Employees’ Carelessness
Have you heard about the Equifax breach that was caused by an employee’s error? An individual in the technology department had ignored security alerts, which led to exposing the sensitive data of nearly 146 million Americans.
Sometimes hackers and other external security threats come in second to human errors in terms of damage done to the company. A CNBC study states that accidental loss of a document or a device by an employee is the reason for 47% of data breaches in organizations. The level of accidental staff negligence also rises along with the increasing number of devices having access to the company’s and customers’ sensitive data. It is as easy as snapping your fingers to share a file with unauthorized parties, either accidentally or maliciously, if your staff can access data from personal devices and over unsecured networks.

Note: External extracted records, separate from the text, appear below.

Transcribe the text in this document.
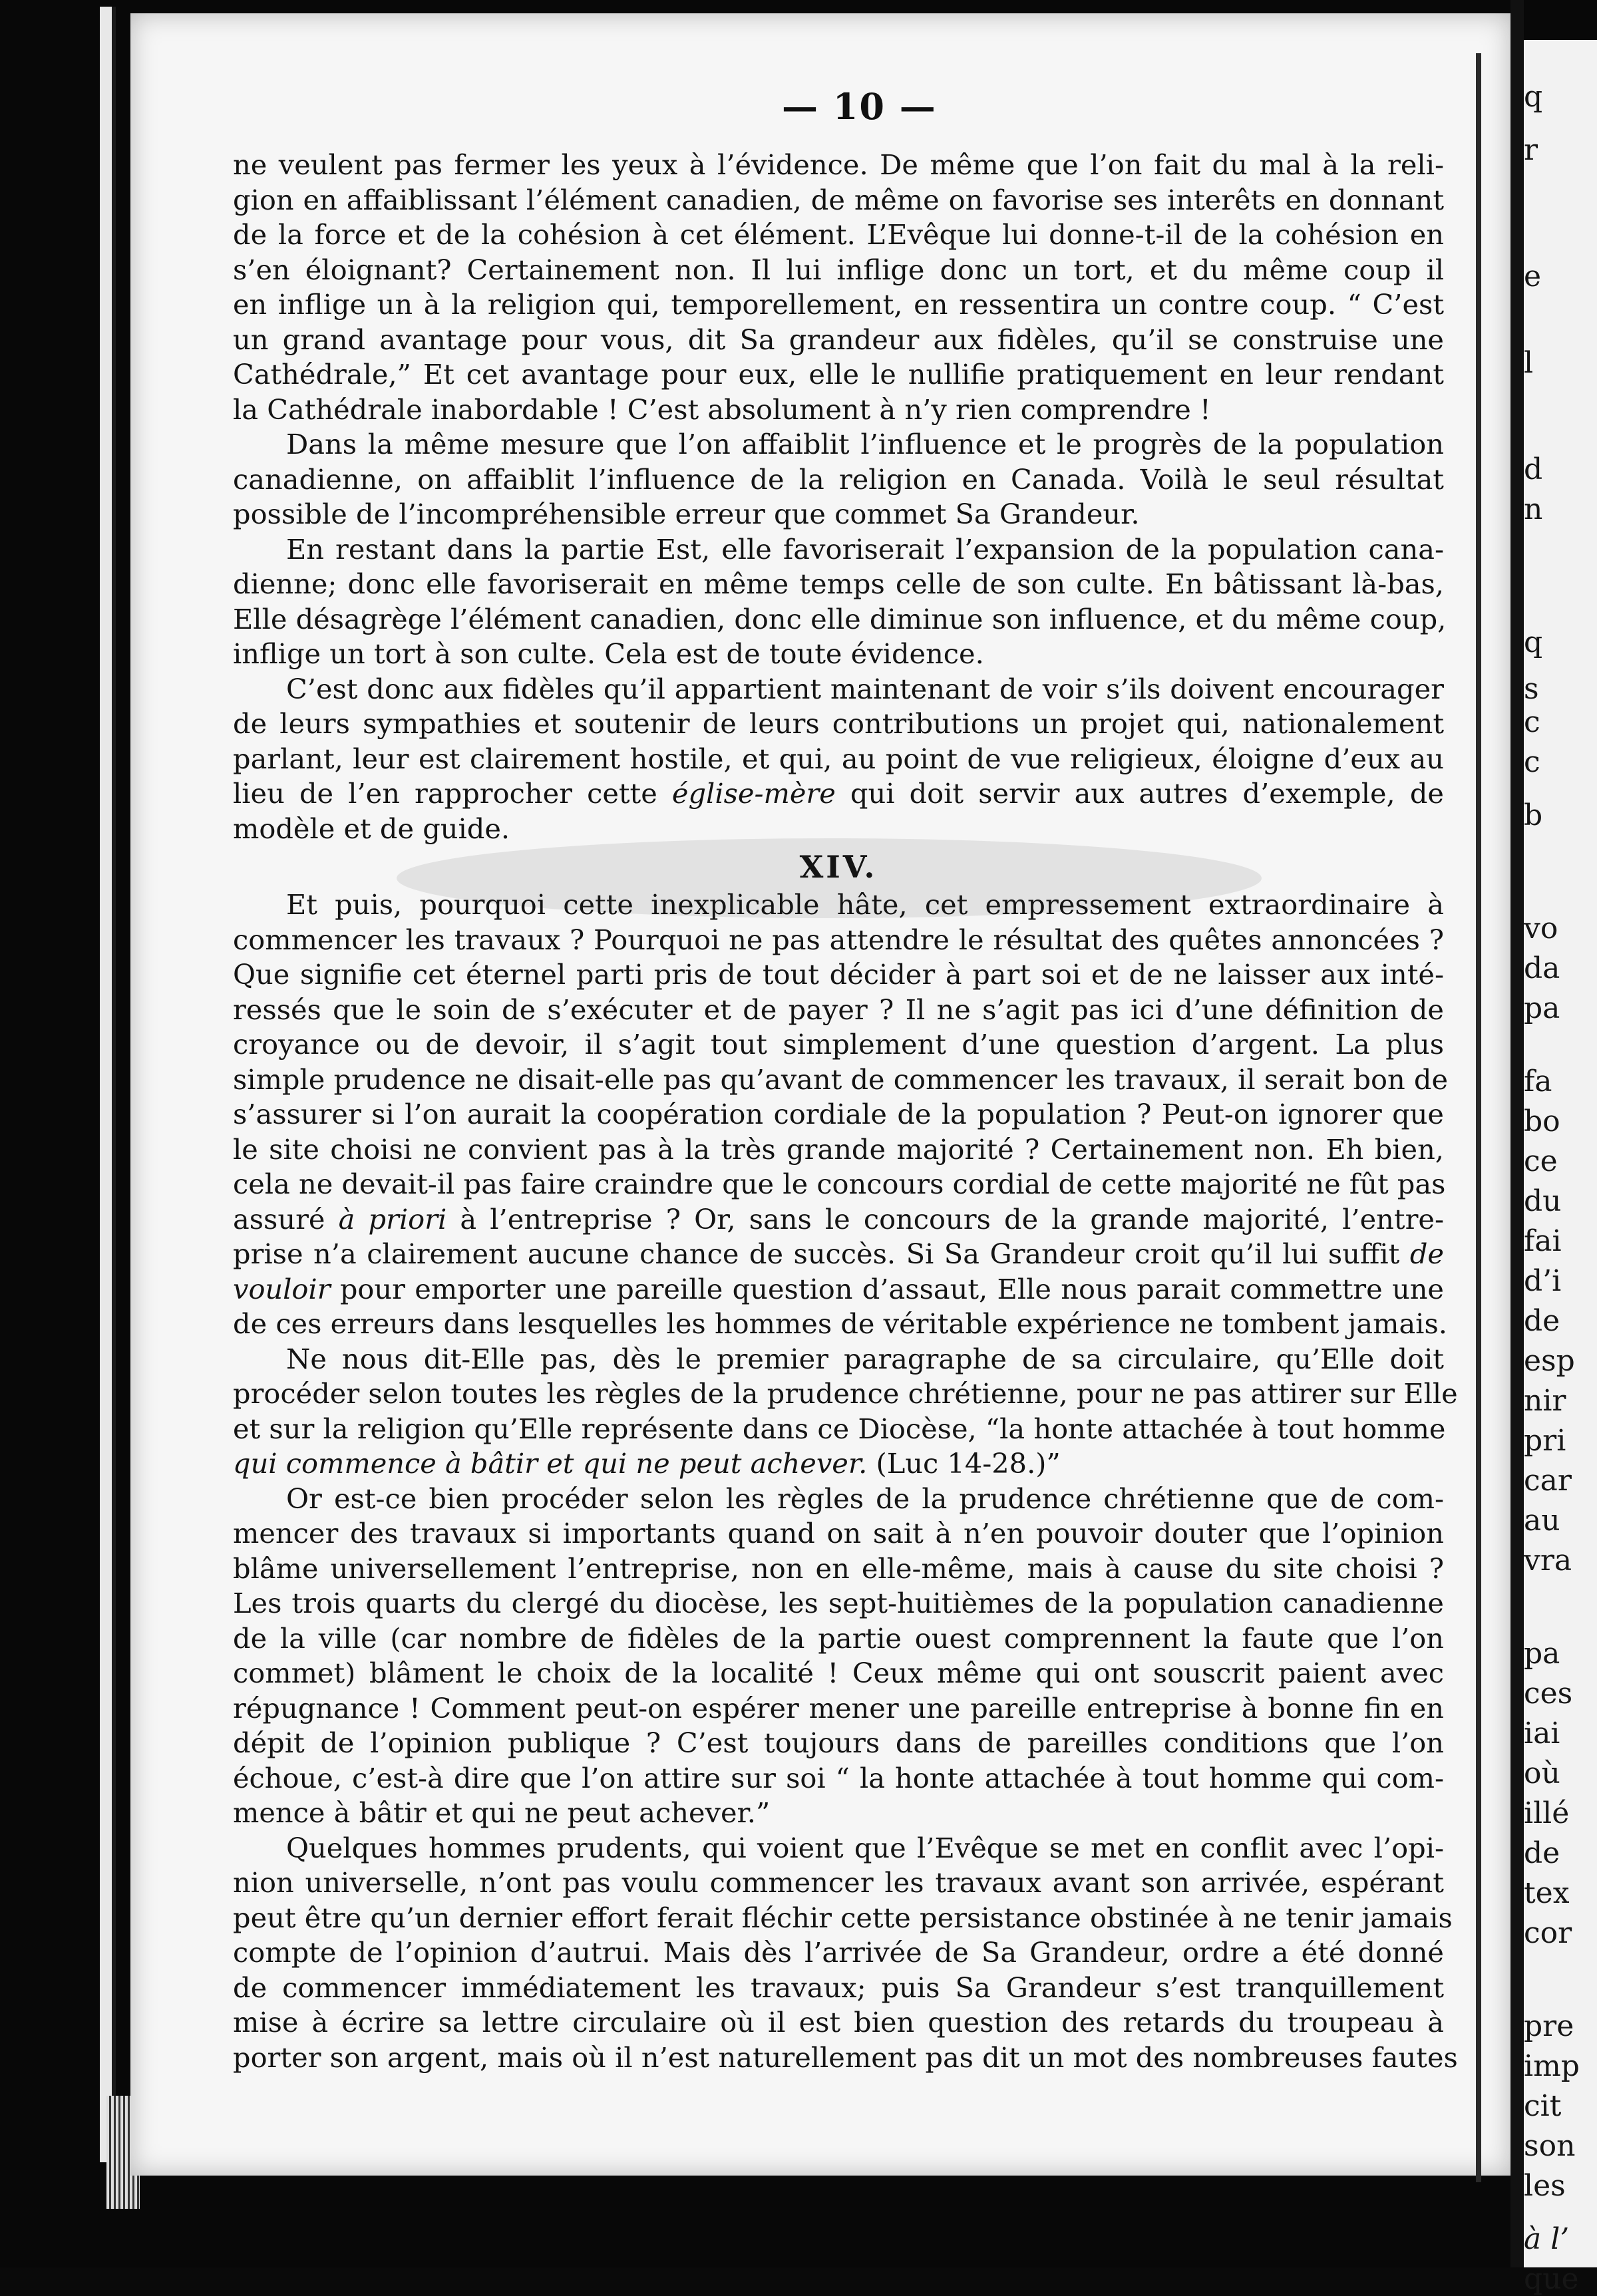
— 10 —
ne veulent pas fermer les yeux à l’évidence. De même que l’on fait du mal à la reli-
gion en affaiblissant l’élément canadien, de même on favorise ses interêts en donnant
de la force et de la cohésion à cet élément. L’Evêque lui donne-t-il de la cohésion en
s’en éloignant? Certainement non. Il lui inflige donc un tort, et du même coup il
en inflige un à la religion qui, temporellement, en ressentira un contre coup. “ C’est
un grand avantage pour vous, dit Sa grandeur aux fidèles, qu’il se construise une
Cathédrale,” Et cet avantage pour eux, elle le nullifie pratiquement en leur rendant
la Cathédrale inabordable ! C’est absolument à n’y rien comprendre !
Dans la même mesure que l’on affaiblit l’influence et le progrès de la population
canadienne, on affaiblit l’influence de la religion en Canada. Voilà le seul résultat
possible de l’incompréhensible erreur que commet Sa Grandeur.
En restant dans la partie Est, elle favoriserait l’expansion de la population cana-
dienne; donc elle favoriserait en même temps celle de son culte. En bâtissant là-bas,
Elle désagrège l’élément canadien, donc elle diminue son influence, et du même coup,
inflige un tort à son culte. Cela est de toute évidence.
C’est donc aux fidèles qu’il appartient maintenant de voir s’ils doivent encourager
de leurs sympathies et soutenir de leurs contributions un projet qui, nationalement
parlant, leur est clairement hostile, et qui, au point de vue religieux, éloigne d’eux au
lieu de l’en rapprocher cette église-mère qui doit servir aux autres d’exemple, de
modèle et de guide.
XIV.
Et puis, pourquoi cette inexplicable hâte, cet empressement extraordinaire à
commencer les travaux ? Pourquoi ne pas attendre le résultat des quêtes annoncées ?
Que signifie cet éternel parti pris de tout décider à part soi et de ne laisser aux inté-
ressés que le soin de s’exécuter et de payer ? Il ne s’agit pas ici d’une définition de
croyance ou de devoir, il s’agit tout simplement d’une question d’argent. La plus
simple prudence ne disait-elle pas qu’avant de commencer les travaux, il serait bon de
s’assurer si l’on aurait la coopération cordiale de la population ? Peut-on ignorer que
le site choisi ne convient pas à la très grande majorité ? Certainement non. Eh bien,
cela ne devait-il pas faire craindre que le concours cordial de cette majorité ne fût pas
assuré à priori à l’entreprise ? Or, sans le concours de la grande majorité, l’entre-
prise n’a clairement aucune chance de succès. Si Sa Grandeur croit qu’il lui suffit de
vouloir pour emporter une pareille question d’assaut, Elle nous parait commettre une
de ces erreurs dans lesquelles les hommes de véritable expérience ne tombent jamais.
Ne nous dit-Elle pas, dès le premier paragraphe de sa circulaire, qu’Elle doit
procéder selon toutes les règles de la prudence chrétienne, pour ne pas attirer sur Elle
et sur la religion qu’Elle représente dans ce Diocèse, “la honte attachée à tout homme
qui commence à bâtir et qui ne peut achever. (Luc 14-28.)”
Or est-ce bien procéder selon les règles de la prudence chrétienne que de com-
mencer des travaux si importants quand on sait à n’en pouvoir douter que l’opinion
blâme universellement l’entreprise, non en elle-même, mais à cause du site choisi ?
Les trois quarts du clergé du diocèse, les sept-huitièmes de la population canadienne
de la ville (car nombre de fidèles de la partie ouest comprennent la faute que l’on
commet) blâment le choix de la localité ! Ceux même qui ont souscrit paient avec
répugnance ! Comment peut-on espérer mener une pareille entreprise à bonne fin en
dépit de l’opinion publique ? C’est toujours dans de pareilles conditions que l’on
échoue, c’est-à dire que l’on attire sur soi “ la honte attachée à tout homme qui com-
mence à bâtir et qui ne peut achever.”
Quelques hommes prudents, qui voient que l’Evêque se met en conflit avec l’opi-
nion universelle, n’ont pas voulu commencer les travaux avant son arrivée, espérant
peut être qu’un dernier effort ferait fléchir cette persistance obstinée à ne tenir jamais
compte de l’opinion d’autrui. Mais dès l’arrivée de Sa Grandeur, ordre a été donné
de commencer immédiatement les travaux; puis Sa Grandeur s’est tranquillement
mise à écrire sa lettre circulaire où il est bien question des retards du troupeau à
porter son argent, mais où il n’est naturellement pas dit un mot des nombreuses fautes
q
r
e
l
d
n
q
s
c
c
b
vo
da
pa
fa
bo
ce
du
fai
d’i
de
esp
nir
pri
car
au
vra
pa
ces
iai
où
illé
de
tex
cor
pre
imp
cit
son
les
à l’
que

The technical aspects of the solution that will help you detect security breaches in time and ensure big data security include the implementation of multi-layer authentication and an inside threat detection approach to get notifications about security threats by your staff. As for the ‘people’ part, create an atmosphere where employees feel safe to report on a lost or stolen device and do it immediately.
Security audits and actualization of your Big Data strategy are initial, yet critical, steps in resolving Big Data and security concerns
Big Data technology is a world of opportunities. It helps you better grasp your customers’ needs, create detailed hypotheses for market testing, and find ways to improve the product. And yet, Big Data technology is only worth using if the solutions you have are properly secured. Start with a security audit to identify the areas of concern, for example, those referred to data storage or data cleaning, and don’t ignore them when developing your Big Data strategy. Not sure you can deal with all the Big Data security challenges by yourself? Our BI experts have you covered, get in touch to find out how.
FAQ
The complexity of data in terms of its structure, source, storage location, format, device type, etc. is one of the key security concerns related to Big Data. Coupled with the diversity of processes that occur with Big Data — storing, cleaning, masking, etc. — controlling various data transformations is challenging.
Ensuring security and confidentiality of business data and customers’ sensitive information are the main security issues in Big Data. You have to improve your system’s cyberattack resilience level, configure automated data cleaning, data masking, and document sanitization tools, establish mandatory authorization for employees, and adjust continuous monitoring of the system’s state.